A further big innovation was long-form plotting, with major events dragging on and on for years across various titles (e.g. the (yawn) Kree-Skrull War), and slow-burn sub-plots teasing future cataclysms. My all-time favourite example of this comes from Steve Gerber's 1970s run on
The Defenders. They were a goofy Avengers knock-off that started out a supergroup of the company's unclubbable leftovers (Dr. Strange, The Hulk and the Submariner - a group of characters with a daunting absence of chemistry!) and evolved into the only supergroup with no official membership, just a random agglomeration of comings-and-goings. In its early issues there was a long-running subplot involving a homicidal gnome. It ran for years, with the character randomly killing people every so often, slowly making his way towards the group's headquarters. When he finally reached his target - the first time he'd been so close to the main plot - he was run over by a truck and nothing was ever heard of him again (until, I'm sure, some doofus from a subsequent generation felt the need to 'resolve' the loose thread).

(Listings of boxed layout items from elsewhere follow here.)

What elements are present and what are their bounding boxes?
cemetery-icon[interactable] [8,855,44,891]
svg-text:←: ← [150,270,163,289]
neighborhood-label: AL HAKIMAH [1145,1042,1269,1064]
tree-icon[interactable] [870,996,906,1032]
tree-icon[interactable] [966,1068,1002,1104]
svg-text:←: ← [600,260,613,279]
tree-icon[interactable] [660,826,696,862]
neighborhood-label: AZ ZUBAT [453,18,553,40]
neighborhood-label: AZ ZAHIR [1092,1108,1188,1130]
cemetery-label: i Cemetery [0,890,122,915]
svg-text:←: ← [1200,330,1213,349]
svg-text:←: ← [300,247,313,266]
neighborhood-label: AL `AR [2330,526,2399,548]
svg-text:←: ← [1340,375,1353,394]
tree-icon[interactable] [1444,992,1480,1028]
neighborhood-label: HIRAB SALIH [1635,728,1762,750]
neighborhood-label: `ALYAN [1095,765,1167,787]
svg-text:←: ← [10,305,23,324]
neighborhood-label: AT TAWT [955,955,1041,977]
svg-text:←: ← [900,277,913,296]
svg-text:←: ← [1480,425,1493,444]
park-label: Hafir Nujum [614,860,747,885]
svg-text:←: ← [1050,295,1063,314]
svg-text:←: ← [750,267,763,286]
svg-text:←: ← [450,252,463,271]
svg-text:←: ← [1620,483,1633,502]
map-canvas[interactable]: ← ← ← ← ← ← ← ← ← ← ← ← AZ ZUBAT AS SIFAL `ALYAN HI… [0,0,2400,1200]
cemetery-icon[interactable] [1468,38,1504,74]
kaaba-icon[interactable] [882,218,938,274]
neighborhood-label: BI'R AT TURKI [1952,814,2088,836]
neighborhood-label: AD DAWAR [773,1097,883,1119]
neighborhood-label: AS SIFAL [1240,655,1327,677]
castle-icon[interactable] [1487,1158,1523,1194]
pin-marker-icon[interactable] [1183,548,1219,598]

The end result of all of these innovations was a new kind of comics fandom: more engaged, more obsessed (often with trivia), slightly older (although Marvel had a 'hip' factor in the 1960s, and some high-profile 'serious' enthusiasts like Alain Resnais, it was primarily a shift from pre-adolescent to adolescent, and has never really gone beyond that, despite a lot of media hoopla).
That's all a long-winded way of pointing out that most of the 'innovations' of the film series (the soap opera, the illusion of change, the proliferating mythos, the inter-connectedness of individual films and series, the long-form plotting and sub-plotting) are just a super-charged version of the innovations that made Marvel such a success in the 1960s and 70s, and they've created a super-charged version of the new form of fandom that the comics created on a much smaller scale back then. I find it quite interesting as a sociological phenomenon, but stultifying in terms of what it's doing film culture. Even here, people want to talk about these films more than anything else.